I was so shocked I wrote back to make sure I had read correctly.

He (the publisher) responded that that was exactly what he had meant.

So that got me thinking. Another press that I think a lot of had held a pop-up submission window for short-story collections that I had sent to last Thanksgiving and had ultimately been rejected by, but they had a specific short story contest coming up in September that they had not held last year. So I wrote that publisher and asked if I could revise and then resubmit to that contest. She replied that of course I could–people did it all the time.

So i am taking Cheryl’s comments from my last story swap and using them to revise and deepen the reader’s understanding of the characters and pick up on other notes she made about the stories, and I’m going to submit to the last few presses on my list and then to those two in particular. Hopefully we can see results.

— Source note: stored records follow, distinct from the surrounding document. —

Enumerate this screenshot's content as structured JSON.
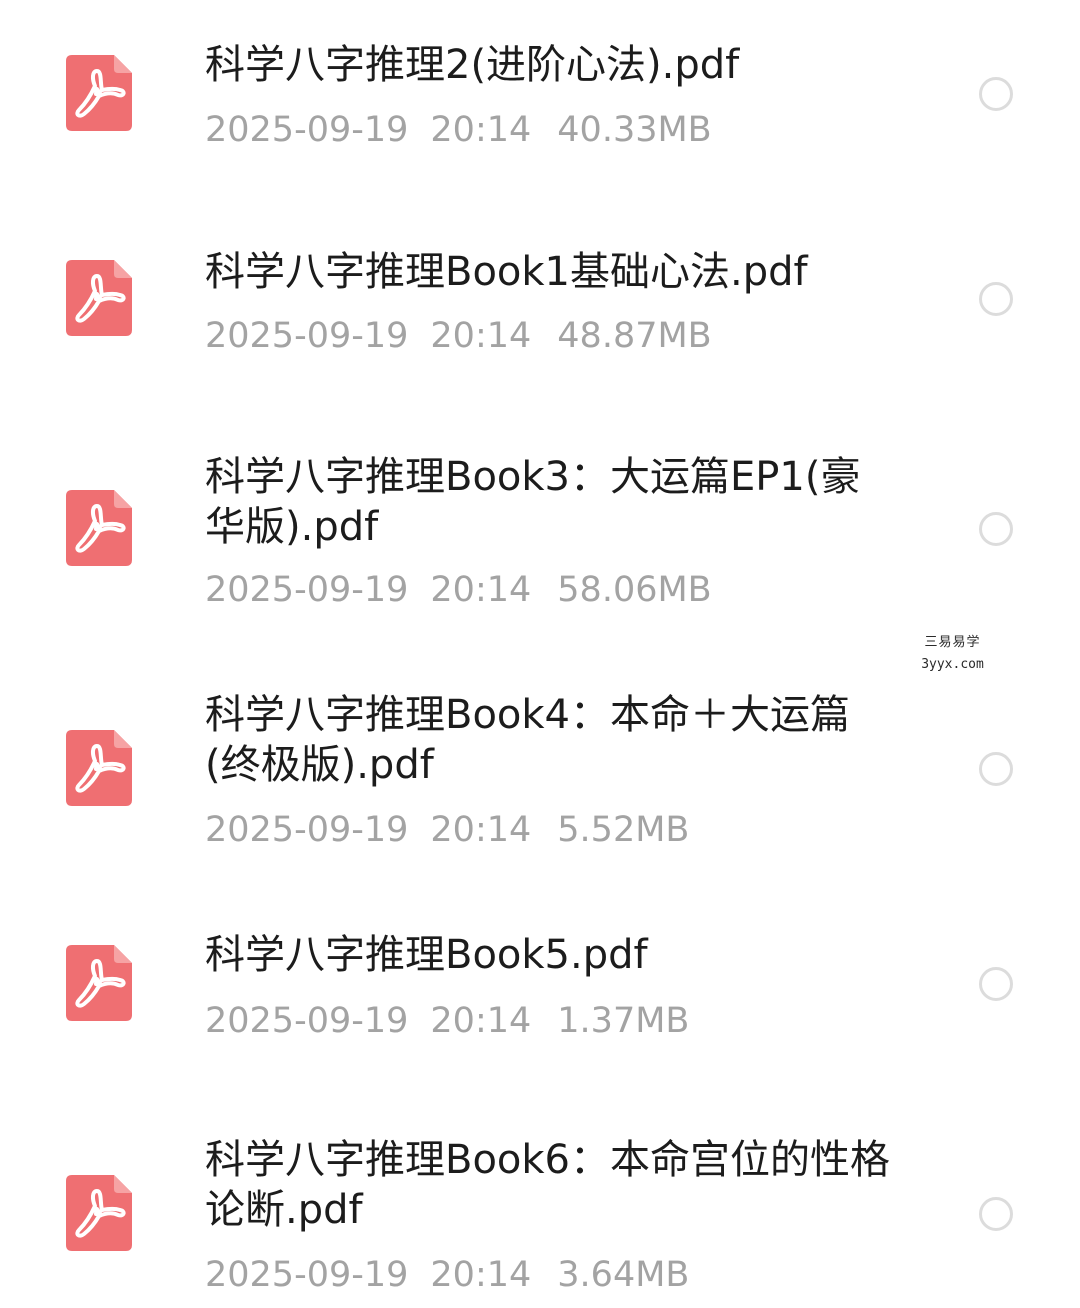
{
  "files": [
    {
      "icon": "pdf-icon",
      "name": "科学八字推理2(进阶心法).pdf",
      "date": "2025-09-19",
      "time": "20:14",
      "size": "40.33MB",
      "selected": false
    },
    {
      "icon": "pdf-icon",
      "name": "科学八字推理Book1基础心法.pdf",
      "date": "2025-09-19",
      "time": "20:14",
      "size": "48.87MB",
      "selected": false
    },
    {
      "icon": "pdf-icon",
      "name": "科学八字推理Book3：大运篇EP1(豪华版).pdf",
      "date": "2025-09-19",
      "time": "20:14",
      "size": "58.06MB",
      "selected": false
    },
    {
      "icon": "pdf-icon",
      "name": "科学八字推理Book4：本命＋大运篇(终极版).pdf",
      "date": "2025-09-19",
      "time": "20:14",
      "size": "5.52MB",
      "selected": false
    },
    {
      "icon": "pdf-icon",
      "name": "科学八字推理Book5.pdf",
      "date": "2025-09-19",
      "time": "20:14",
      "size": "1.37MB",
      "selected": false
    },
    {
      "icon": "pdf-icon",
      "name": "科学八字推理Book6：本命宫位的性格论断.pdf",
      "date": "2025-09-19",
      "time": "20:14",
      "size": "3.64MB",
      "selected": false
    }
  ],
  "watermark": {
    "line1": "三易易学",
    "line2": "3yyx.com"
  },
  "colors": {
    "icon_background": "#ef6f72",
    "icon_symbol": "#ffffff",
    "name_text": "#1c1c1c",
    "meta_text": "#a3a3a3",
    "radio_border": "#dcdcdc"
  }
}
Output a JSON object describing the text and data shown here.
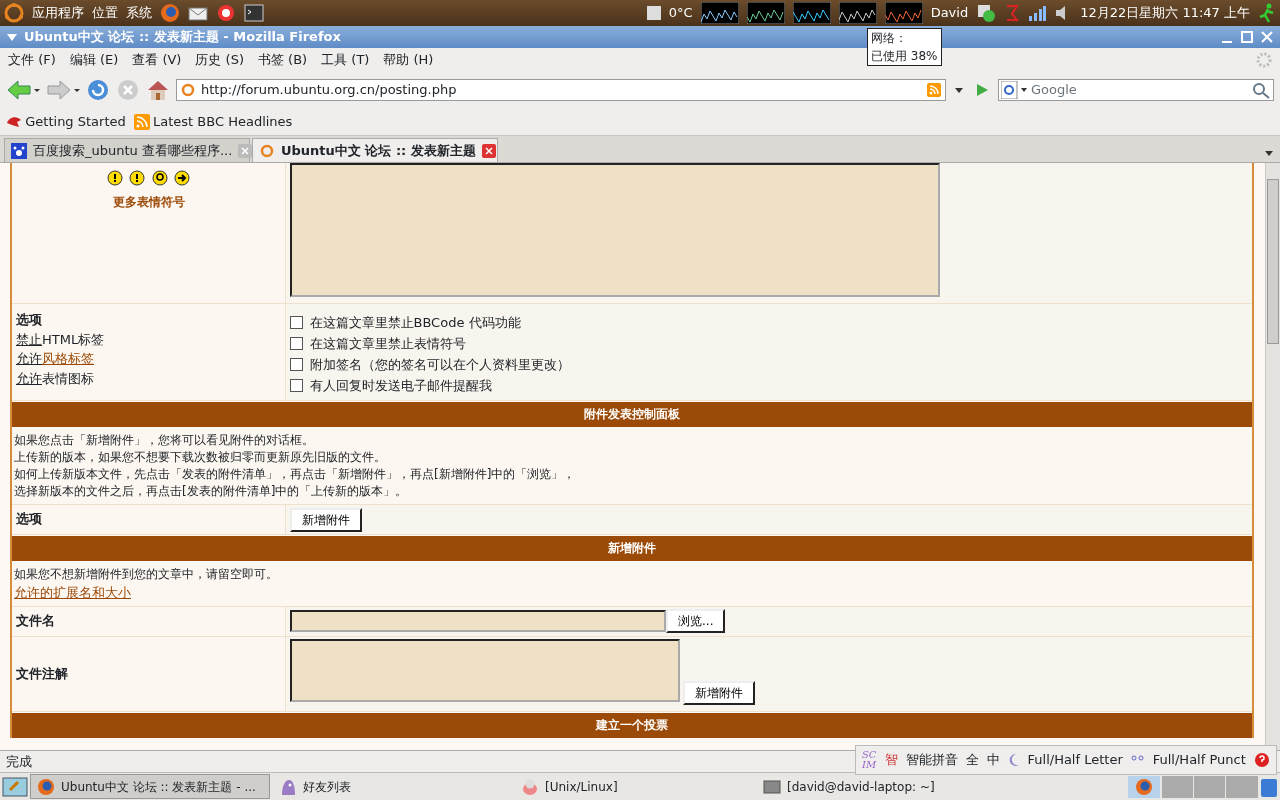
{
  "top_panel": {
    "menus": [
      "应用程序",
      "位置",
      "系统"
    ],
    "temperature": "0°C",
    "user": "David",
    "clock": "12月22日星期六 11:47 上午"
  },
  "tooltip": {
    "lines": [
      "网络：",
      "已使用 38%"
    ]
  },
  "window": {
    "title": "Ubuntu中文 论坛 :: 发表新主题 - Mozilla Firefox"
  },
  "menu_bar": [
    "文件 (F)",
    "编辑 (E)",
    "查看 (V)",
    "历史 (S)",
    "书签 (B)",
    "工具 (T)",
    "帮助 (H)"
  ],
  "address_bar": {
    "value": "http://forum.ubuntu.org.cn/posting.php"
  },
  "search_box": {
    "placeholder": "Google"
  },
  "bookmarks": [
    "Getting Started",
    "Latest BBC Headlines"
  ],
  "tabs": [
    {
      "label": "百度搜索_ubuntu 查看哪些程序...",
      "selected": false
    },
    {
      "label": "Ubuntu中文 论坛 :: 发表新主题",
      "selected": true
    }
  ],
  "form": {
    "more_smilies": "更多表情符号",
    "options_title": "选项",
    "options_rules": [
      {
        "state": "禁止",
        "label": "HTML标签",
        "label_link": false
      },
      {
        "state": "允许",
        "label": "风格标签",
        "label_link": true
      },
      {
        "state": "允许",
        "label": "表情图标",
        "label_link": false
      }
    ],
    "checkboxes": [
      {
        "label": "在这篇文章里禁止BBCode 代码功能",
        "checked": false
      },
      {
        "label": "在这篇文章里禁止表情符号",
        "checked": false
      },
      {
        "label": "附加签名（您的签名可以在个人资料里更改）",
        "checked": false
      },
      {
        "label": "有人回复时发送电子邮件提醒我",
        "checked": false
      }
    ],
    "attach_header": "附件发表控制面板",
    "attach_help": [
      "如果您点击「新增附件」，您将可以看见附件的对话框。",
      "上传新的版本，如果您不想要下载次数被归零而更新原先旧版的文件。",
      "如何上传新版本文件，先点击「发表的附件清单」，再点击「新增附件」，再点[新增附件]中的「浏览」，",
      "选择新版本的文件之后，再点击[发表的附件清单]中的「上传新的版本」。"
    ],
    "attach_option_label": "选项",
    "attach_option_button": "新增附件",
    "add_header": "新增附件",
    "add_help": "如果您不想新增附件到您的文章中，请留空即可。",
    "add_link": "允许的扩展名和大小",
    "filename_label": "文件名",
    "browse_button": "浏览...",
    "comment_label": "文件注解",
    "add_button": "新增附件",
    "poll_header": "建立一个投票"
  },
  "status_bar": {
    "text": "完成"
  },
  "ime_bar": {
    "logo": [
      "SC",
      "IM"
    ],
    "mark": "智",
    "items": [
      "智能拼音",
      "全",
      "中",
      "Full/Half Letter",
      "Full/Half Punct"
    ]
  },
  "taskbar": [
    {
      "label": "Ubuntu中文 论坛 :: 发表新主题 - ...",
      "selected": true,
      "kind": "firefox"
    },
    {
      "label": "好友列表",
      "selected": false,
      "kind": "pidgin"
    },
    {
      "label": "[Unix/Linux]",
      "selected": false,
      "kind": "qq"
    },
    {
      "label": "[david@david-laptop: ~]",
      "selected": false,
      "kind": "terminal"
    }
  ]
}
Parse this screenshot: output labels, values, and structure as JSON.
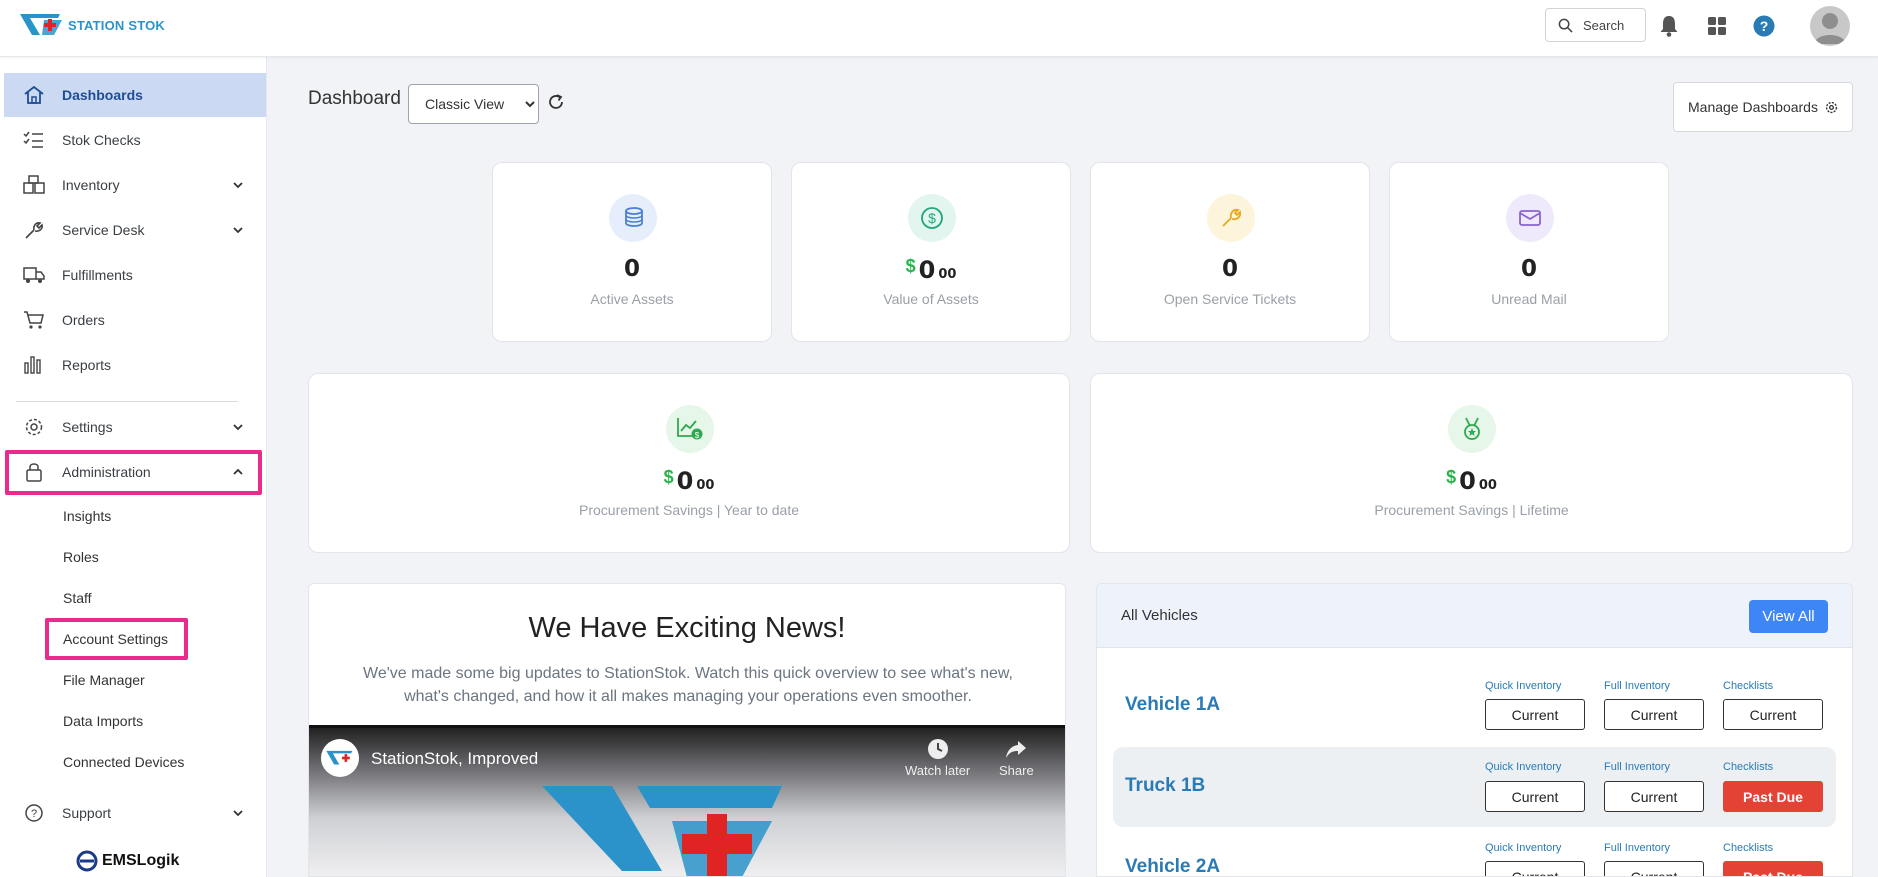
{
  "brand": {
    "name": "STATION STOK",
    "footer_logo": "EMSLogik"
  },
  "colors": {
    "accent": "#3e86f5",
    "active_nav": "#cbdaf2",
    "highlight": "#ea2a8c",
    "past_due": "#e34234",
    "money": "#28b34b"
  },
  "topbar": {
    "search_label": "Search",
    "icons": [
      "search-icon",
      "bell-icon",
      "grid-apps-icon",
      "help-icon",
      "avatar"
    ]
  },
  "sidebar": {
    "items": [
      {
        "label": "Dashboards",
        "icon": "home-icon"
      },
      {
        "label": "Stok Checks",
        "icon": "checklist-icon"
      },
      {
        "label": "Inventory",
        "icon": "boxes-icon"
      },
      {
        "label": "Service Desk",
        "icon": "wrench-icon"
      },
      {
        "label": "Fulfillments",
        "icon": "truck-icon"
      },
      {
        "label": "Orders",
        "icon": "cart-icon"
      },
      {
        "label": "Reports",
        "icon": "bar-chart-icon"
      },
      {
        "label": "Settings",
        "icon": "gear-icon"
      },
      {
        "label": "Administration",
        "icon": "lock-icon"
      },
      {
        "label": "Support",
        "icon": "question-icon"
      }
    ],
    "admin_sub": [
      "Insights",
      "Roles",
      "Staff",
      "Account Settings",
      "File Manager",
      "Data Imports",
      "Connected Devices"
    ]
  },
  "main": {
    "title": "Dashboard",
    "view_selected": "Classic View",
    "manage_label": "Manage Dashboards",
    "stats": [
      {
        "value": "0",
        "label": "Active Assets"
      },
      {
        "dollar": "$",
        "value": "0",
        "cents": "00",
        "label": "Value of Assets"
      },
      {
        "value": "0",
        "label": "Open Service Tickets"
      },
      {
        "value": "0",
        "label": "Unread Mail"
      }
    ],
    "savings": [
      {
        "dollar": "$",
        "value": "0",
        "cents": "00",
        "label": "Procurement Savings | Year to date"
      },
      {
        "dollar": "$",
        "value": "0",
        "cents": "00",
        "label": "Procurement Savings | Lifetime"
      }
    ],
    "news": {
      "title": "We Have Exciting News!",
      "text": "We've made some big updates to StationStok. Watch this quick overview to see what's new, what's changed, and how it all makes managing your operations even smoother.",
      "video_title": "StationStok, Improved",
      "watch_later": "Watch later",
      "share": "Share"
    },
    "vehicles": {
      "title": "All Vehicles",
      "view_all": "View All",
      "columns": [
        "Quick Inventory",
        "Full Inventory",
        "Checklists"
      ],
      "rows": [
        {
          "name": "Vehicle 1A",
          "status": [
            "Current",
            "Current",
            "Current"
          ]
        },
        {
          "name": "Truck 1B",
          "status": [
            "Current",
            "Current",
            "Past Due"
          ]
        },
        {
          "name": "Vehicle 2A",
          "status": [
            "Current",
            "Current",
            "Past Due"
          ]
        }
      ]
    }
  }
}
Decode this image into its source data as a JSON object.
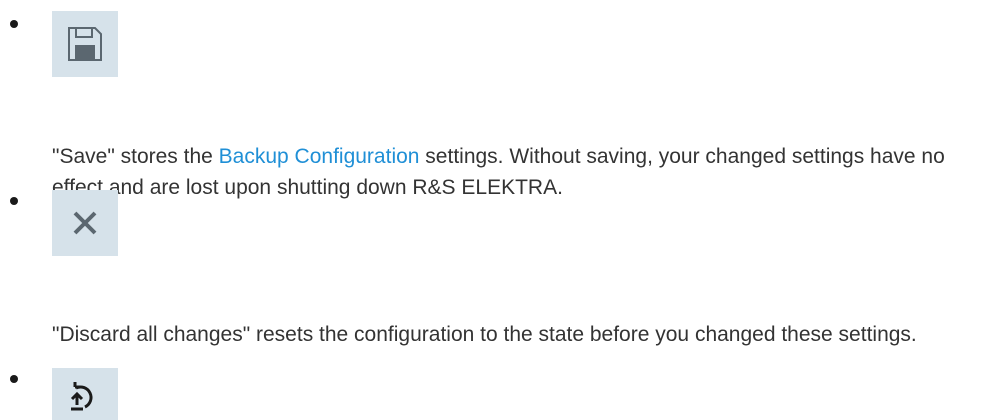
{
  "items": [
    {
      "icon": "save-icon",
      "prefix": "\"Save\" stores the ",
      "link": "Backup Configuration",
      "suffix": " settings. Without saving, your changed settings have no effect and are lost upon shutting down R&S ELEKTRA."
    },
    {
      "icon": "close-icon",
      "text": "\"Discard all changes\" resets the configuration to the state before you changed these settings."
    },
    {
      "icon": "restore-icon"
    }
  ],
  "colors": {
    "icon_background": "#d6e2ea",
    "icon_foreground": "#5b6770",
    "link": "#1f8fd6",
    "text": "#333333"
  }
}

I am also putting my other strategy in place of sending a few of the other individual stories to high-quality journals as they open submissions and see if I can place a few in some nice publications and get a little buzz going. So I spent yesterday doing that with the first story, Still Waters. We will see what happens.

Good writing vibes to all!

Ready to Swap Again

I’m on the verge of doing another swap of Hurricane Baby with another writer, this time Cheryl Pappas, who I met through the workshop I attended last summer. She is writing her first novel even as we speak, so I will be beta reading that for her, and she will be reading Hurricane Baby.

I’m not sure what I can actually accomplish by having it read again and revising it again. I may can make it better so it gets accepted at one the eight places left on my list where I haven’t yet sent it. Which is a heck of a tiny margin of error or success, depending on how you look at it.

Or I may can make it better and send it around again in 2030.

That looks like a damn desperate concept when I say it that way.

Or her feedback may convince me to shelve it altogether and start over with my new story idea and just work on that for a while.

Or I may can take the feedback, make each story the best it can be, and try to sell the individual stories around to see if I can get one or three picked up by journals to have a better chance once I start sending it around again.

That sounds more hopeful than giving up. Or simply waiting around after revising.

I guess the moral is: Keep fighting for your work. Even if it means a strategic retreat from time to time. The fight IS the work in that case. So that’s what I’m doing: Fighting.